18 Ekim 2024
Türk Tabipleri Birliği (TTB) Merkez Konseyi Başkanı Dr. Alpay Azap, İstanbul’daki yenidoğan çetesi skandalı ve AKP hükümetinin Sağlıkta Dönüşüm Programı ile ilgili çarpıcı açıklamalarda bulundu. Azap, yıllardır eleştirdikleri sağlık sistemindeki ticarileşmenin ve piyasa odaklı yaklaşımın, sektörde ciddi çürüme ve güven kaybına yol açtığını belirtti. Hekimlerin haksız yere zan altında kalmasından ötürü duyduğu öfkeyi dile getiren Azap, mevcut sağlık politikalarının acilen terk edilmesi gerektiğini söyledi.
Dr. Alpay Azap, İstanbul’da bebek hastalarını özel hastanelerin yenidoğan ünitelerine sevk ederek ölümlerine neden olan ve haksız kazanç elde eden çeteye ilişkin skandalın, Sağlıkta Dönüşüm Programı’nın sonuçlarını gözler önüne serdiğini belirtti. Azap, “Bu olay, Sağlıkta Dönüşüm Programı’nın sağlık sistemini nasıl çürüttüğünü ve sonuçlarının ne kadar yıkıcı olabileceğini ortaya koydu” dedi.
Azap, Sağlıkta Dönüşüm Programı’nın Dünya Bankası tarafından Türkiye’ye dayatıldığını ve AKP hükümetinin tek başına iktidara geldiği dönemde hızla uygulanmaya başlandığını söyledi. “Bu program, sağlık sistemini ticarileştirip piyasaya teslim eden bir yapıdır. Hastaneler ticarethane, hastalar müşteri konumuna getirildi” diyen Azap, programın sağlık sisteminde kalıcı sorunlara neden olduğunu vurguladı.
Hekimlerin zan altında bırakılmasına büyük tepki
Yenidoğan çetesi skandalı sonrası tüm hekimlerin zan altında bırakılmasına yönelik de sert eleştirilerde bulunan Azap, “Hekimlerin büyük çoğunluğu, tamamen tıbbi gerekliliklere göre hareket eder ve hastanın iyiliği için çalışır. Ancak birkaç kötü örnek yüzünden tüm hekimlerin suçlanması bizi öfkelendiriyor. Biz halkın öfkesini anlıyoruz, ancak hekimler olarak biz çok daha öfkeliyiz” dedi.

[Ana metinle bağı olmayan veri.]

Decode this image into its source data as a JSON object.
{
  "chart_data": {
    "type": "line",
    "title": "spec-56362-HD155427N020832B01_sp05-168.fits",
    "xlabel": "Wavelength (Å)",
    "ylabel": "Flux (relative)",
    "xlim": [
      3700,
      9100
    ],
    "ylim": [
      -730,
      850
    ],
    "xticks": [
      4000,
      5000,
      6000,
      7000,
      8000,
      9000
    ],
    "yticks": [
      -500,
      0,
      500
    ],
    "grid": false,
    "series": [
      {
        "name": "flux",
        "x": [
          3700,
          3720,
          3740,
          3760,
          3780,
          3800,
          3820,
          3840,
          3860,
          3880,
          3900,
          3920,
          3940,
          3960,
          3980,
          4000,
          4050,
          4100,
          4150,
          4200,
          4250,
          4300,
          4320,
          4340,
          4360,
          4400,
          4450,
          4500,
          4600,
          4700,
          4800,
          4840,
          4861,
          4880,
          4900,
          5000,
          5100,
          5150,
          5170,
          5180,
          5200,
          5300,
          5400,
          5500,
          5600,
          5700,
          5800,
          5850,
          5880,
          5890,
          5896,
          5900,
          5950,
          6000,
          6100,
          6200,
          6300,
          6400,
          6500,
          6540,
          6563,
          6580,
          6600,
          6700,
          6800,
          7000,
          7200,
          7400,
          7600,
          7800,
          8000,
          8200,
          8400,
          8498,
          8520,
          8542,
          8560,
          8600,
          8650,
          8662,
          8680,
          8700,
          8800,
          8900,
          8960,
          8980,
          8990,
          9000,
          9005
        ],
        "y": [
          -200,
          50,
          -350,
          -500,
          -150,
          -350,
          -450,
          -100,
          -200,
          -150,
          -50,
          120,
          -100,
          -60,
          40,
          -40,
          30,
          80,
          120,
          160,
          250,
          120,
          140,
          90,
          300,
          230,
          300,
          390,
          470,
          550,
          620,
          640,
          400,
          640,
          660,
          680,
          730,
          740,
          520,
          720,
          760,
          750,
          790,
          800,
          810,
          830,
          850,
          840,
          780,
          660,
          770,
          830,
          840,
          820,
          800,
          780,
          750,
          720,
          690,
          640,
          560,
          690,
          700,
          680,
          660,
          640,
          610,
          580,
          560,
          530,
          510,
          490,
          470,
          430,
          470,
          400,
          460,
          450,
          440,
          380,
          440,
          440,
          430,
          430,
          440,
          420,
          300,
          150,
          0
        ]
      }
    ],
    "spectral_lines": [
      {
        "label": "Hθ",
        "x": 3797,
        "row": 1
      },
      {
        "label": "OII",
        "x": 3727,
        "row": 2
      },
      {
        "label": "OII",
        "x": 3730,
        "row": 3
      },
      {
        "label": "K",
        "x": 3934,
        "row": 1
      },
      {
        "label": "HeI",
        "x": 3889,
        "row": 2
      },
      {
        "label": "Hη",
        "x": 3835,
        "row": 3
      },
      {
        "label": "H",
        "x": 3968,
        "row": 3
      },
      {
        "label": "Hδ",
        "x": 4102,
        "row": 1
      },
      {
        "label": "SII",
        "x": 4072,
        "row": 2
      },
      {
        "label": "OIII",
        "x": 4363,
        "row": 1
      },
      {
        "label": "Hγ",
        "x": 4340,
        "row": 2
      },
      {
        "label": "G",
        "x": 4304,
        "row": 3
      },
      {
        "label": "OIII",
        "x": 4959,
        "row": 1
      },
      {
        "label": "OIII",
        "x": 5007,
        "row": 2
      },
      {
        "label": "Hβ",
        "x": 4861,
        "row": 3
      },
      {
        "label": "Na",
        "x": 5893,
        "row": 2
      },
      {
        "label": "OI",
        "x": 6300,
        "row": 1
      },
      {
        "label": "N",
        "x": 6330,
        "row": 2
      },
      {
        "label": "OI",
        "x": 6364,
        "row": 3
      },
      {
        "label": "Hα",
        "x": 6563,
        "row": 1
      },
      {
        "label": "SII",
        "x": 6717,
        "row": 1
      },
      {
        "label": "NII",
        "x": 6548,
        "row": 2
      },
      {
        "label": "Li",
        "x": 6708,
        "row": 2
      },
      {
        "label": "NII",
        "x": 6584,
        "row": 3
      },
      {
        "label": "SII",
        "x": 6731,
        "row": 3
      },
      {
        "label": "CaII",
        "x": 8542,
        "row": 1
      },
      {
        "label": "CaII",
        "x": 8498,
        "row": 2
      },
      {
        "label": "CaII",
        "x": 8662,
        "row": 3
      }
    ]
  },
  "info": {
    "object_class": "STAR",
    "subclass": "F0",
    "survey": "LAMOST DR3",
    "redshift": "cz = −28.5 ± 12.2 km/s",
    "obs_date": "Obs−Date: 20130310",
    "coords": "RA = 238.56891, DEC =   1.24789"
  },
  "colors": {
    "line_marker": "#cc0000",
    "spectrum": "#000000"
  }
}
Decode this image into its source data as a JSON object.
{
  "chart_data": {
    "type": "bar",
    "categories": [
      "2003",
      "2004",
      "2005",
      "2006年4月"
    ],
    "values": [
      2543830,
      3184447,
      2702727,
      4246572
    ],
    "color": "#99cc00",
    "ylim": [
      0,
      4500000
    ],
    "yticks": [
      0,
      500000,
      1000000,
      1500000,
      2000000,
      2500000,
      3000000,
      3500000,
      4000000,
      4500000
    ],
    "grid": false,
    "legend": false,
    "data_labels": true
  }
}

Azap, halkla kurulan güven ilişkisinin zarar gördüğünü ve bu güveni yeniden tesis etmenin son derece zor olacağını belirterek sözlerine şöyle devam etti:
“Biz Sağlıkta Dönüşüm Programı başladığından beri ‘Sağlıkta para olmaz’ dedik. Bilgi tek taraflı olduğu için sağlıkta en önemli şey güven ilişkisidir. Hekimin dediğine hastanın güvenmesi gerekir. Hekimin kafasında başka bir plan gelir kaygısı ya da para kazanma kaygısı olmadığını hastanın bilmesi gerekir. Bu nedenle de bu sistemden paranın tamamen çıkarılması gerekir.”
İstanbul Tabip Odası’nın süreci yakından takip ettiğini söyleyen Azap, konunun etik boyutlarının dikkatlice incelendiğini ifade etti. “Bu olay, hekimlerimizin büyük bir kısmının fedakarca çalıştığı gerçeğini gölgelememeli. Bu bir sistem sorunudur ve mevcut programın terk edilmesi elzemdir” dedi.
Son olarak, Sağlıkta Dönüşüm Programı ile özel hastanelerin ve yatak sayılarının büyük ölçüde artırıldığına, kamu hastanelerinin ise bu dönemde kapatıldığına dikkat çeken Azap, “Bu ticarileşmenin sağlık sistemini çürütmesi kaçınılmazdı. Hasta-hekim ilişkisinde güveni bir kez yitirdikten sonra bunu yeniden tesis etmek çok zor. Ancak elimizden geleni yapacağız” diyerek açıklamalarını noktaladı.